We waited for an hour only to see elephants walk down Goodale Avenue in three minutes flat. The annual circus came to town on Tuesday night, and as part of the festivities, the elephants get dropped off in our town and walk to the arena. I think I have gone every year since Maria was two. As we walked down the hill to Goodale Avenue, a group of eccentric, tattooed teenagers walked up the hill towards us. Some were smoking, others drinking Mountain Dew. I had a hunch they may have been with the circus gang, and we were worried that we were late so I asked them if they had seen the elephants. They chuckled and replied “We have seen too many elephants – we are trying to get away from them!” My hunch was right, and we weren’t late. Alleluia.
When we arrived, there were about 20 other families in the park playing on the swings and slides and glancing up at the street every few minutes to see if there were any elephants in sight. We played around at the park for what seemed like a year since it was nearing bedtime when we heard a man drive by in a pick-up truck with a circus emblem on it yelling out his window “the elephants are coming.” All of the parents scurried up the hill to the curb of the street squinting down the road to try to catch a glimpse of the mammoth creatures. But, alas, no elephants.

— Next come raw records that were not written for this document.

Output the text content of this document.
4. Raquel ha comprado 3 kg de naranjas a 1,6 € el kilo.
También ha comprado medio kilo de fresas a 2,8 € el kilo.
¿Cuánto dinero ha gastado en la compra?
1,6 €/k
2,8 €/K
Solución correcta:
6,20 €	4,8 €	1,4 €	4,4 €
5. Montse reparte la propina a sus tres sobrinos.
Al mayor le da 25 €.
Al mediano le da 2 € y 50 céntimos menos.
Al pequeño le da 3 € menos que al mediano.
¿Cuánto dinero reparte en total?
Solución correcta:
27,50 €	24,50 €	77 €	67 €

I looked around at the other parents who looked irritated about the delay. The kids started to whine and pull at their parents’ shirts and pants. Others complained about the gnats and the heat (including my little dears). My mind went back to the man who yelled from his pick-up – he probably had no idea when the elephants were coming – he just liked to play that game to see a bunch of gaggling parents run at his command. After all, who were we to whine and complain about the delay when he and the rest of his crew spent countless hours on a train and would likely spend countless hours preparing for the circus this weekend. We, on the other hand, would head back to our quaint houses and snuggle into our warm beds for a good night’s sleep.

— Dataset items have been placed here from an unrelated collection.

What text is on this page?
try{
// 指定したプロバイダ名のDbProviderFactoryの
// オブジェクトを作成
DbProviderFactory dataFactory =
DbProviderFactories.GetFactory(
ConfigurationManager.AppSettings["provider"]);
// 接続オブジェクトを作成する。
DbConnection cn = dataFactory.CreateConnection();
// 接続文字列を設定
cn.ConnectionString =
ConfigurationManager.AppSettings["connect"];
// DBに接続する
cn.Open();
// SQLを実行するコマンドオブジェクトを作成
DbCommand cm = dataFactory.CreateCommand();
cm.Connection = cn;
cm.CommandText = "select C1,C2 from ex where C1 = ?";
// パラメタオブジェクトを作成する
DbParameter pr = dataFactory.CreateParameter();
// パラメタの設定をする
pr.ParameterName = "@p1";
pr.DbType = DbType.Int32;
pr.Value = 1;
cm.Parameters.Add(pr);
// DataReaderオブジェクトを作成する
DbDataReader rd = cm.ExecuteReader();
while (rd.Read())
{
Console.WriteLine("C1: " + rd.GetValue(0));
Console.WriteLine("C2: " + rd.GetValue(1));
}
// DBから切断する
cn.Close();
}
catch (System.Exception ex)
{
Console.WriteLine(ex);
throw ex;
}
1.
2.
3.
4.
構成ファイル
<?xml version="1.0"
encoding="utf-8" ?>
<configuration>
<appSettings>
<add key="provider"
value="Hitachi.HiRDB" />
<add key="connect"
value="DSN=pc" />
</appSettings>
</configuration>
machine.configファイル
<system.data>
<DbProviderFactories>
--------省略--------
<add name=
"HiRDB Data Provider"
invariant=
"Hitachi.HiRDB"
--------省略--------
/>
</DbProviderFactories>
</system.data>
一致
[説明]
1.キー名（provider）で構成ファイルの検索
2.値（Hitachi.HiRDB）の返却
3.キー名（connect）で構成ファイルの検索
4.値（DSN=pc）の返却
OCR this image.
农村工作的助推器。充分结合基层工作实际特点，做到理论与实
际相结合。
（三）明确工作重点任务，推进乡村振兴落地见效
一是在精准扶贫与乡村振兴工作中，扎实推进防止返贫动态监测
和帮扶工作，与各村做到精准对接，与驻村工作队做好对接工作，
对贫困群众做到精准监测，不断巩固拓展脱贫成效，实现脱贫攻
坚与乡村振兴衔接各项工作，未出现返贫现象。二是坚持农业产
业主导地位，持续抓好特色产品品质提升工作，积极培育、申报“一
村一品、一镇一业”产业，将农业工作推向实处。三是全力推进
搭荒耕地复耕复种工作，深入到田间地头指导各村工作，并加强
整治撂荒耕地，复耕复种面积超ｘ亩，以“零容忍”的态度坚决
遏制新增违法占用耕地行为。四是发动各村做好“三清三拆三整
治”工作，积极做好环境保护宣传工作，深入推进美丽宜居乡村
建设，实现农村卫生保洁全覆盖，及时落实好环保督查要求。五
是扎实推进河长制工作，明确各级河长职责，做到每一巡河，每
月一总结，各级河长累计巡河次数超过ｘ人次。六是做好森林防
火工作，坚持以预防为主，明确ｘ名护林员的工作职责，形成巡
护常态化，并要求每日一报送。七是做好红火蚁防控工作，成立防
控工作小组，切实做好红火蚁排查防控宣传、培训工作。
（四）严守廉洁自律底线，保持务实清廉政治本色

I tried to keep that in mind as I listened to Mario complain about the gnats and itching and Maria complain about being hot. One of my biggest pet peeves is the act of judging, and I find that I engage in that act when I am irritable, frustrated and tired. So, I kept my spirits up by thinking about how grateful I was to have the time to spend with M&M, to get to see elephants walking by us, to have the energy to stroll the kids to the park. And, then, ta-da! The elephants arrived. There was even a baby elephant holding onto its mommy’s tail with its trunk. Precious.

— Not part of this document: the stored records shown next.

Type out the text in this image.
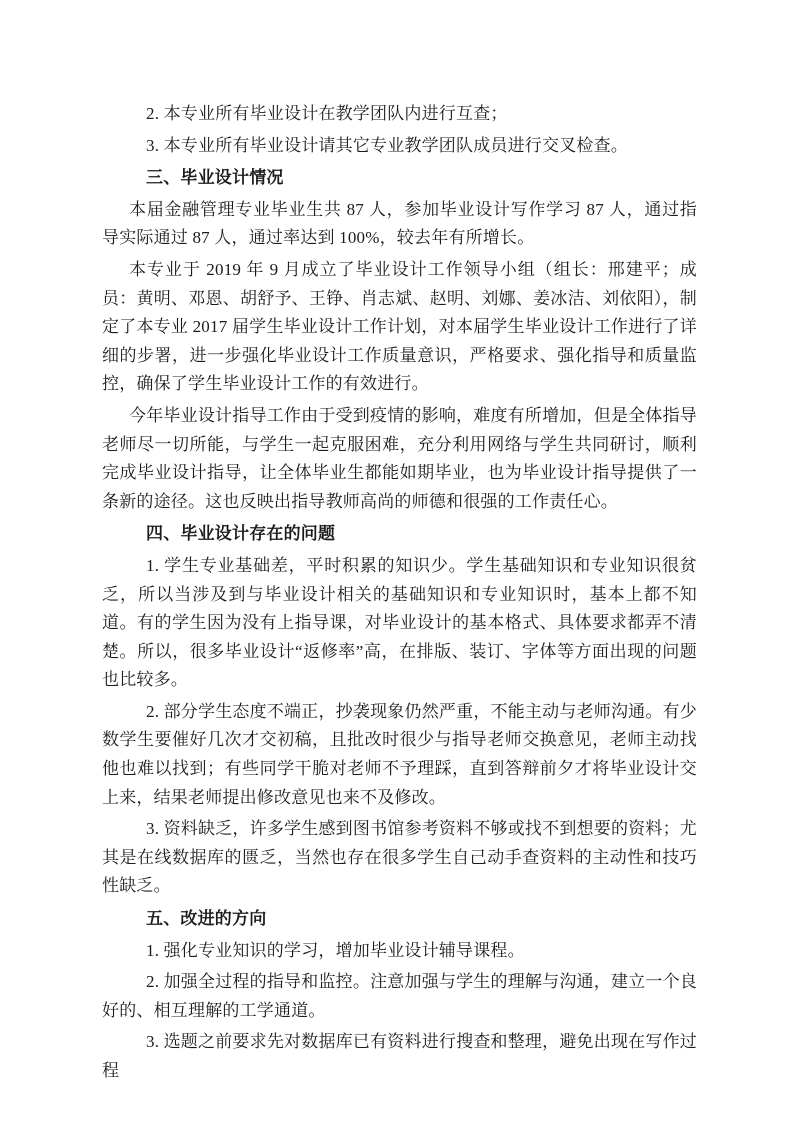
2. 本专业所有毕业设计在教学团队内进行互查；

3. 本专业所有毕业设计请其它专业教学团队成员进行交叉检查。

三、毕业设计情况

本届金融管理专业毕业生共 87 人，参加毕业设计写作学习 87 人，通过指导实际通过 87 人，通过率达到 100%，较去年有所增长。

本专业于 2019 年 9 月成立了毕业设计工作领导小组（组长：邢建平；成员：黄明、邓恩、胡舒予、王铮、肖志斌、赵明、刘娜、姜冰洁、刘依阳），制定了本专业 2017 届学生毕业设计工作计划，对本届学生毕业设计工作进行了详细的步署，进一步强化毕业设计工作质量意识，严格要求、强化指导和质量监控，确保了学生毕业设计工作的有效进行。

今年毕业设计指导工作由于受到疫情的影响，难度有所增加，但是全体指导老师尽一切所能，与学生一起克服困难，充分利用网络与学生共同研讨，顺利完成毕业设计指导，让全体毕业生都能如期毕业，也为毕业设计指导提供了一条新的途径。这也反映出指导教师高尚的师德和很强的工作责任心。

四、毕业设计存在的问题

1. 学生专业基础差，平时积累的知识少。学生基础知识和专业知识很贫乏，所以当涉及到与毕业设计相关的基础知识和专业知识时，基本上都不知道。有的学生因为没有上指导课，对毕业设计的基本格式、具体要求都弄不清楚。所以，很多毕业设计“返修率”高，在排版、装订、字体等方面出现的问题也比较多。

2. 部分学生态度不端正，抄袭现象仍然严重，不能主动与老师沟通。有少数学生要催好几次才交初稿，且批改时很少与指导老师交换意见，老师主动找他也难以找到；有些同学干脆对老师不予理踩，直到答辩前夕才将毕业设计交上来，结果老师提出修改意见也来不及修改。

3. 资料缺乏，许多学生感到图书馆参考资料不够或找不到想要的资料；尤其是在线数据库的匮乏，当然也存在很多学生自己动手查资料的主动性和技巧性缺乏。

五、改进的方向

1. 强化专业知识的学习，增加毕业设计辅导课程。

2. 加强全过程的指导和监控。注意加强与学生的理解与沟通，建立一个良好的、相互理解的工学通道。

3. 选题之前要求先对数据库已有资料进行搜查和整理，避免出现在写作过程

When we woke the next morning, I took Maria to school. It was her first day of going into her
classroom all by herself. They are trying to prepare the kids for next year when they are encouraged to go into the classroom without parents. She did pretty good even though I saw her furtively glance back at me with a sad little face. Mario and I decided that she would be just fine and left to get the bike to take Mario to school. It is an old beat up Trek with a child seat in the front. We hopped on the bike and headed down Third Avenue. On our way down, Mario pointed out the birds in the grass and the dandelions growing in the field off the road. Excitement and wonder filled his voice, and I felt like we should be plastered on the front of a Norman Rockwell magazine. All I needed was a long flowing dress as I rode my bike to top off the picture. I walked into work feeling energized and again, grateful for something as simple as a 15 minute bike ride with my son.